Forse non sono la persona più idonea per ricordare Mario. L’ho frequentato assai poco, anche se ne ho seguito nel tempo il percorso. Ho quindi resistito inizialmente all’invito, ma poi mi venne ricordata la stesura della carta di Gubbio, e quindi ho accettato, perché lo avevo invitato al Congresso dell’ANCSA in cui si celebravano i 50 anni dell’Associazione, e gli avevo assegnato, in apertura, una prolusione dal titolo “Ho scritto la Carta con Antonio Cederna”.
Pensavamo di farci raccontare come era avvenuta l’operazione, quali stimoli erano allora presenti, quali altri interlocutori vi erano stati. Mario ci spiazzò tutti impostando una dotta riflessione di grande attualità il cui centro era in questa frase: “La difesa e valorizzazione del senso – cioè il progetto – infatti, non è mai nella “conservazione assoluta” dell’esistente: un senso che non si modifica continuamente perde ogni tensione comunicativa, riduce tutto ad un reciproco mutismo”.
Ho conosciuto Mario nella seconda metà degli anni ’60 allo IUAV. Ecco, ricordare l’eleganza intellettuale che trasmetteva anche la sua persona, e l’eleganza del concetto che ho citato, è un tutt’uno. Il dibattito che è in corso sul tema conservazione/innovazione non poteva essere meglio rappresentato.
Mario ha attraversato il periodo che va dal primo dopoguerra ad oggi. Un periodo fecondo, producendo lavori “professionali” e numerose opere critiche, con interessi molto vari di storia dell’architettura (dal barocco leccese alle architetture in USA). Un testo su “William Morris e l’ideologia della architettura moderna (1976)” fu occasione, come ha ricordato Renato Nicolini, di uno scontro con Tafuri. La questione riguardava una idea assai diffusa allora che legava la nascita del moderno al socialismo utopico degli inizi del XIX secolo. Una questione già affrontata da Benevolo in modo indiretto (negando agli utopisti d’aver posto in campo una posizione capace di incidere sui supporti capitale/lavoro) e che Tafuri tacciò di romanticismo acritico. Ancor oggi si tratta di una idea che dovrebbe ancora essere indagata sul versante degli esiti o, meglio, del patrimonio di idee che hanno nutrito i protagonisti del moderno.

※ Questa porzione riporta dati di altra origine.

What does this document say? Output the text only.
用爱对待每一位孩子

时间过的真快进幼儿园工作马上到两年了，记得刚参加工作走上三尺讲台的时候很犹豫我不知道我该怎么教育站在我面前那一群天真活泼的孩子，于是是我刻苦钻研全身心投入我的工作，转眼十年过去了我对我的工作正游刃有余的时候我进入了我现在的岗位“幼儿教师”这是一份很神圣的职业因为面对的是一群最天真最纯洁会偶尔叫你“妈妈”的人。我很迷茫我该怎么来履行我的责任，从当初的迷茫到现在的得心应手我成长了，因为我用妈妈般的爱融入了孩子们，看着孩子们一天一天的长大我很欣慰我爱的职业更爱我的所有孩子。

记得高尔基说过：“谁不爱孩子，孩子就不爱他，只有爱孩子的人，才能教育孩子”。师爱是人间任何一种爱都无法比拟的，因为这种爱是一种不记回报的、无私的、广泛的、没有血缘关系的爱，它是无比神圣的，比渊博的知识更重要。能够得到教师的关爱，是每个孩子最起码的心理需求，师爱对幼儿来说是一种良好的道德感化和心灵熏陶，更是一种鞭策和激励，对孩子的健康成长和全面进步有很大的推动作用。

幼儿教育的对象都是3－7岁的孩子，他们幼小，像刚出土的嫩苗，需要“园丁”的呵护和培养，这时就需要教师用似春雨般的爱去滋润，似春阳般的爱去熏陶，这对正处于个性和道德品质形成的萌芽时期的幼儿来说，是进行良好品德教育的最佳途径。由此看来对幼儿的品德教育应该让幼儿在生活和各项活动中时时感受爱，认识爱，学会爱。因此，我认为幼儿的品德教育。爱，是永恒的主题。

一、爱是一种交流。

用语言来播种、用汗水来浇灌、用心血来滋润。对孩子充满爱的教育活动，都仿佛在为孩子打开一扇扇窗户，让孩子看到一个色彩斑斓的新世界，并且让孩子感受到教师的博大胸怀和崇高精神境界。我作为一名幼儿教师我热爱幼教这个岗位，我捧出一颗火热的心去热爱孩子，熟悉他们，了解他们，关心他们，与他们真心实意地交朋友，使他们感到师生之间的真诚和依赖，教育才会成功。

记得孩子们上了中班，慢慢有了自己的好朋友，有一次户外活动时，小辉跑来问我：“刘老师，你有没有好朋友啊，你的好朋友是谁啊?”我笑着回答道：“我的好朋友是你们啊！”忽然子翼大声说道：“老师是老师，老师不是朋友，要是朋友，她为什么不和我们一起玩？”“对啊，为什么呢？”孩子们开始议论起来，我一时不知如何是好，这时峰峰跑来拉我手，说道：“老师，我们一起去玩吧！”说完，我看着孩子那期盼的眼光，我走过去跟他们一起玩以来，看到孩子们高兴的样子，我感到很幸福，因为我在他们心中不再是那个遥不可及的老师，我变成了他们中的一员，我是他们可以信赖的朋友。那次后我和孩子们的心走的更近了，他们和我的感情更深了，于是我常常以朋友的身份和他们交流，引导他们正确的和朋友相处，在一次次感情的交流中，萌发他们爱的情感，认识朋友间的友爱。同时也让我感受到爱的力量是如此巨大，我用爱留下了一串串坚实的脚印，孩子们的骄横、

Di questo rapporto di Manieri con Tafuri occorre dire ciò che sottolinea lo stesso Nicolini: Mario gli riservò, nell’ultimo dei suoi scritti (“I vissuti dell’architettura”, 2011) un omaggio tale da riproporne la figura critica. Ecco l’eleganza colta e raffinata di un critico i cui strumenti di valutazione sono rimasti indenni da rancore o invidia.
Credo che per ricordare Mario, insieme alla grande lezione di rigore scientifico che le sue opere rappresentano, sia necessario rammentare il suo stile.
Mario era nemico di ogni arroganza e detestava ogni manifestazione di assolutismo intellettuale. È per questo che è rimasto autonomo, estraneo ad ogni fazione, pronto a cogliere ogni apertura concettuale, ed al tempo stesso eticamente intransigente.
La Carta di Gubbio è testimone di un periodo di grandi speranze e di ottimismo per il futuro. Un documento di riferimento che, in qualche modo, aveva la funzione di spogliare quelli che, fino ad allora, sul tema dei Centri Storici erano stati gli “addetti ai lavori”, e cioè i critici dell’architettura, del tema stesso, per consegnarlo interamente agli urbanisti.
Mario è sempre stato pessimista nell’analisi, ottimista nel progetto. Un grande militante, portatore di una lezione colta, sensibile, rigorosa, come dimostrò nella posizione assunta nella polemica sui Fori Imperiali, spostando l’attenzione sul significato complesso dell’archeologia romana, facendone comprendere anche il livello territoriale.
Mario era così, un maestro puntale, capace con brevi tratti a fornire la sua lezione. Ineccepibile.